Depuis son enfance, Ahmed souffre de troubles psychiques. Selon ses psychiatres, sa maladie est héréditaire. Il y a quelques années, son frère aîné, qui souffrait de la même maladie, s’est donné la mort par pendaison.
La maladie touche également son frère cadet et son oncle. Un véritable calvaire qu’endure cette famille. Après le suicide de son enfant aîné, le père d’Ahmed a décidé de le marier. Il croyait que le mariage améliorerait son état de santé. Il pensait qu’il se préoccuperait de son foyer conjugal et mènerait une vie pleine d’espoir.
Une jeune femme a été choisie pour être l’épouse d’Ahmed et une petite fête a été organisée pour convoler en justes noces. Ahmed est enfin sous le même toit avec sa moitié qui semblait heureuse.
Quelques mois plus tard, la relation du couple a commencé à se détériorer. Pourquoi ? Ahmed croyait que sa femme l’ensorcelle. Il soupçonnait ses comportements.
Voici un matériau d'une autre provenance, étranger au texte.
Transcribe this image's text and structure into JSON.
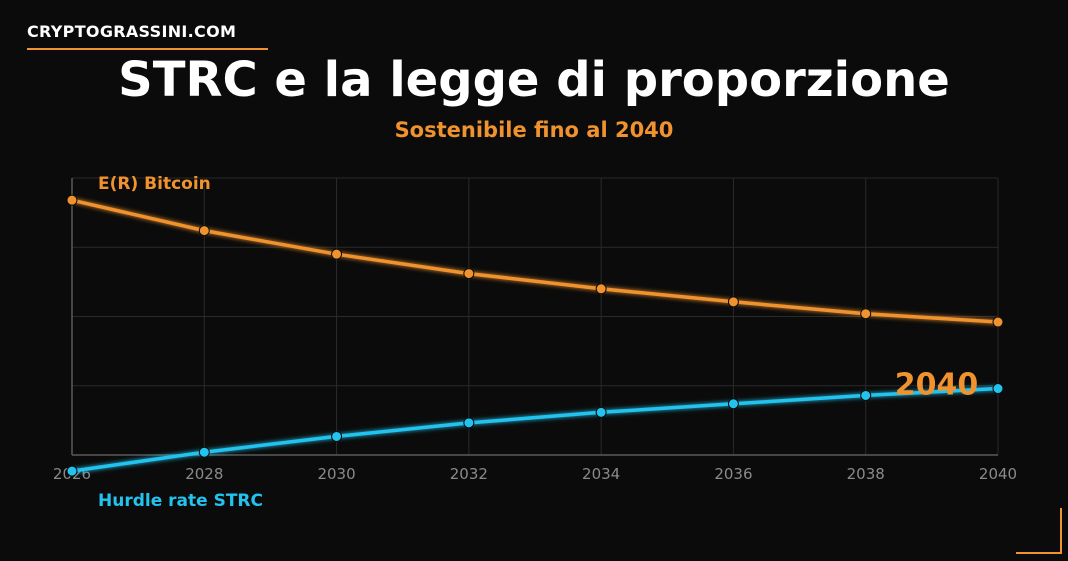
{
  "brand": "CRYPTOGRASSINI.COM",
  "title": "STRC e la legge di proporzione",
  "subtitle": "Sostenibile fino al 2040",
  "colors": {
    "accent": "#f0922e",
    "blue": "#22c3ee",
    "grid": "#2a2a2a",
    "axis": "#5a5a5a",
    "tick": "#8a8a8a"
  },
  "chart_data": {
    "type": "line",
    "x": [
      2026,
      2028,
      2030,
      2032,
      2034,
      2036,
      2038,
      2040
    ],
    "xlim": [
      2026,
      2040
    ],
    "ylim": [
      0,
      100
    ],
    "grid": true,
    "series": [
      {
        "name": "E(R) Bitcoin",
        "color": "#f0922e",
        "values": [
          92.0,
          81.0,
          72.5,
          65.5,
          60.0,
          55.3,
          51.0,
          48.0
        ]
      },
      {
        "name": "Hurdle rate STRC",
        "color": "#22c3ee",
        "values": [
          -5.8,
          1.0,
          6.7,
          11.6,
          15.4,
          18.5,
          21.5,
          24.0
        ]
      }
    ],
    "annotations": [
      {
        "text": "2040",
        "x": 2038.5,
        "y": 25.5
      }
    ]
  }
}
Résultat :  il ne partage plus le même lit avec elle. Il l’évitait.
Quand elle lui a demandé la raison, il lui a répondu : « Tu veux me rendre fou. Tu m’ensorcelles pour devenir impuissant sexuellement». Ces idées noires le hantaient jour et nuit au point qu’il a commencé à penser à la tuer et se donner la mort. Le jeune homme passe à l’action. Cela remonte à quatre ans. Il était à son vingt-sixième printemps. Armé d’un couteau, il l’a poignardée mortellement avant d’ingurgiter un poison, en tentant de se donner la mort. Son père rentre dans la chambre et découvre deux corps gisant dans une mare de sang. Les gendarmes et les éléments de la protection civile ont été alertés.
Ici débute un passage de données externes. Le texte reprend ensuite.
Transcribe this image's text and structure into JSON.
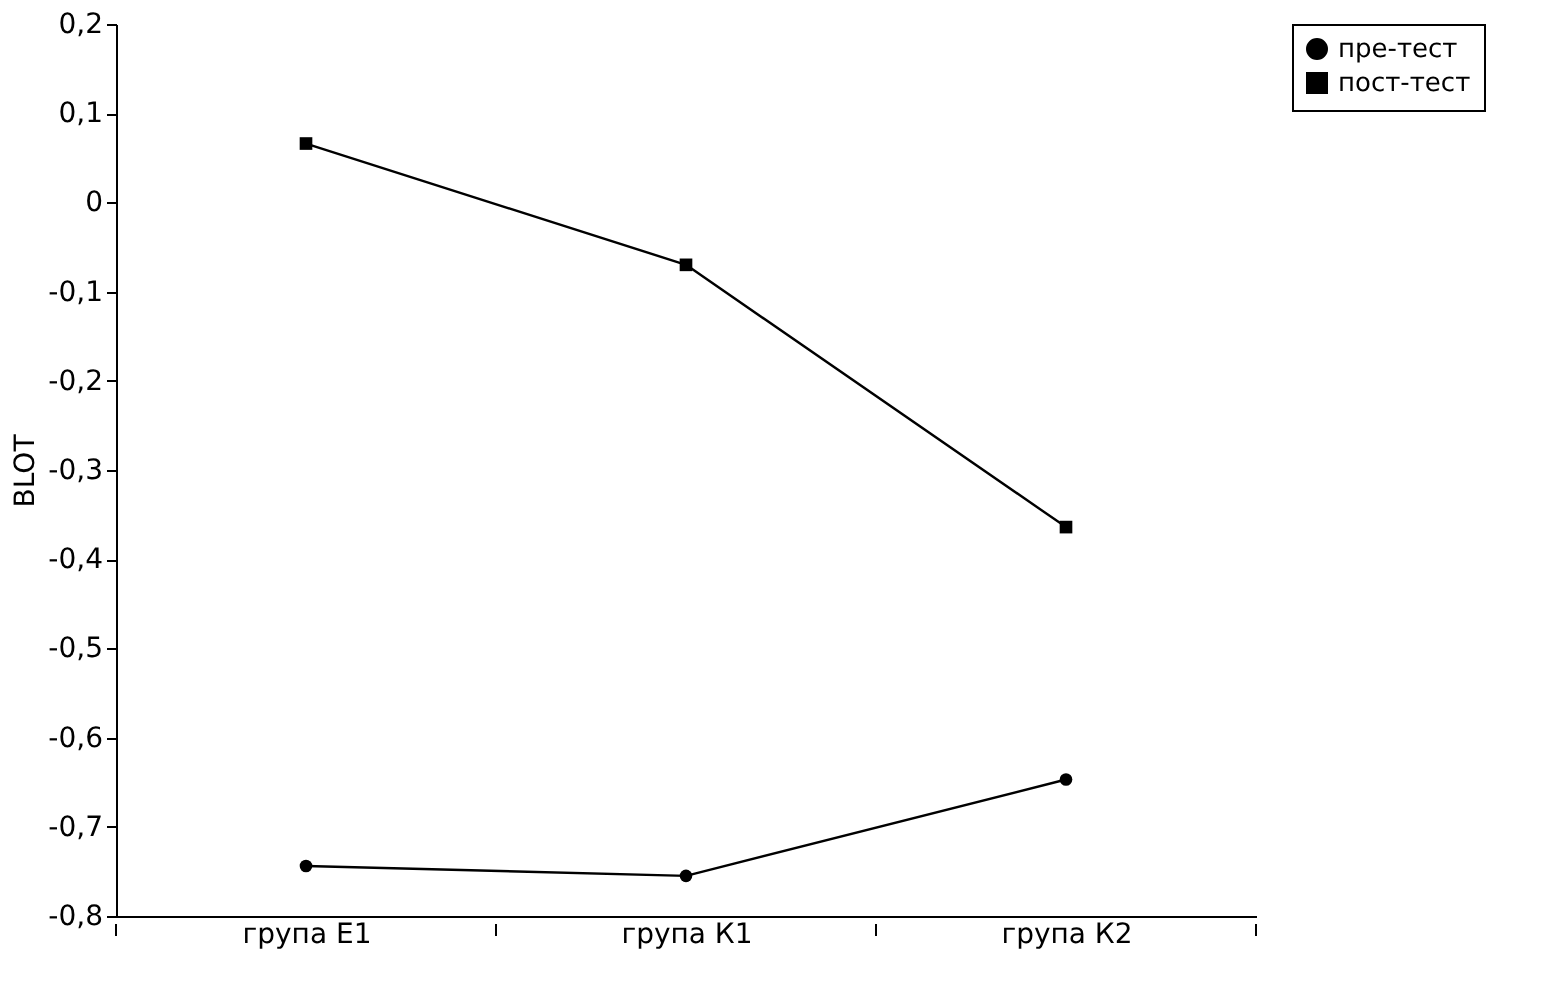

Le cadavre de l’épouse a été évacué vers la morgue et Ahmed vers les Urgences de l’hôpital Mohammed V à El Jadida pour qu’il reçoive les soins nécessaires.  Les enquêteurs entament ensuite leur investigation.
Ces derniers ont remarqué qu’Ahmed souffre de troubles psychiatriques, ils l’ont confié à la justice. Ahmed a été jugé irresponsable de ses actes et a été interné à l’hôpital psychiatrique de Berrechid. Quatre ans plus tard, il a été confié à son père puisque son état psychique s’est amélioré relativement. Seulement sa sortie de l’hôpital psychiatrique n’était pas définitive. Le psychiatre de l’hôpital Mohammed V doit l’examiner pour attester par écrit de sa guérison.
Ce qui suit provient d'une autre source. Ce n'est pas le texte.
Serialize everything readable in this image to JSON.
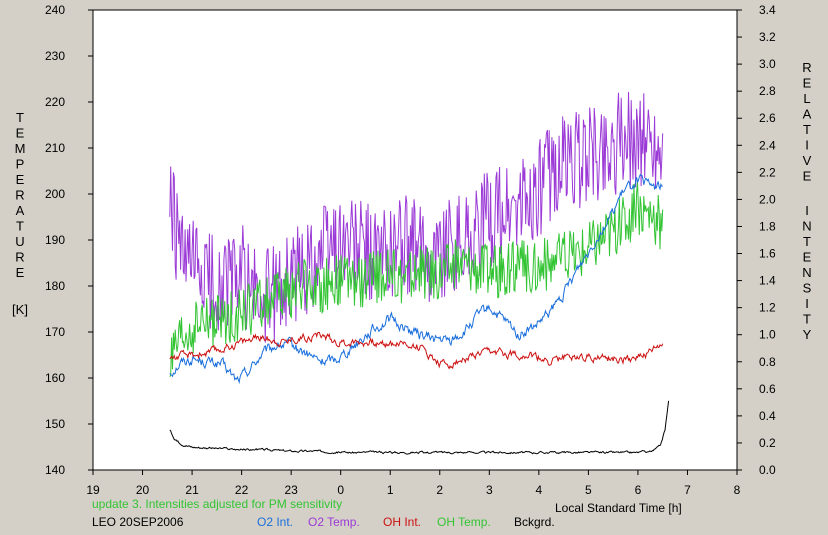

Cependant, Ahmed a refusé catégoriquement. Son père n’a pas pu l’obliger de l’accompagner à l’hôpital. « Mais il faut l’obliger, mon père par n’importe quel moyen », a dit Fatima, sœur d’Ahmed, à son père. Quand Ahmed l’a entendue, il a gardé une rancune contre elle.
« Mon père, tu dois le conduire, mardi 20 juin, à l’hôpital pour qu’il soit examiné par le psychiatre », a ajouté Fatima. Ce qui a mis Ahmed hors de lui. «Je dois me suicider », a-t-il pensé. Pour ce faire, il s’est rendu au marché Bir Brahim pour acheter un couteau. Il avait pensé couper les veines de ses deux mains.
Et il a choisi, le dimanche, jour du souk hebdomadaire “Had Ouled Issa“ pour passer à l’action.
Dimanche 20 juin. Vers 10 h du matin. Sa mère, handicapée moteur, sa sœur, Fatima et sa petite nièce Zahira étaient à la maison ce jour-là. Soudain, il a changé d’avis. «Je dois tuer Fatima qui encourage mon père à me conduire à l’hôpital », a-t-il pensé. Aussitôt, il les a surpris à la chambre avec le couteau à la main. «Pourquoi voulez-vous me jeter à l’hôpital?», criait-il tout en brandissant le couteau. Et il s’est jeté sur sa sœur, Fatima, puis lui a asséné des coups de couteau. Après quoi, il a attaqué sa nièce. Gravement blessées, elles ont perdu connaissance. Ahmed a pris ensuite la poudre d’escampette. Il n’a été arrêté qu’après un large ratissage effectué par les éléments de la gendarmerie de la brigade de Sidi Bouzid. Les deux victimes ont été sauvées. Ahmed est actuellement entre les mains de la justice.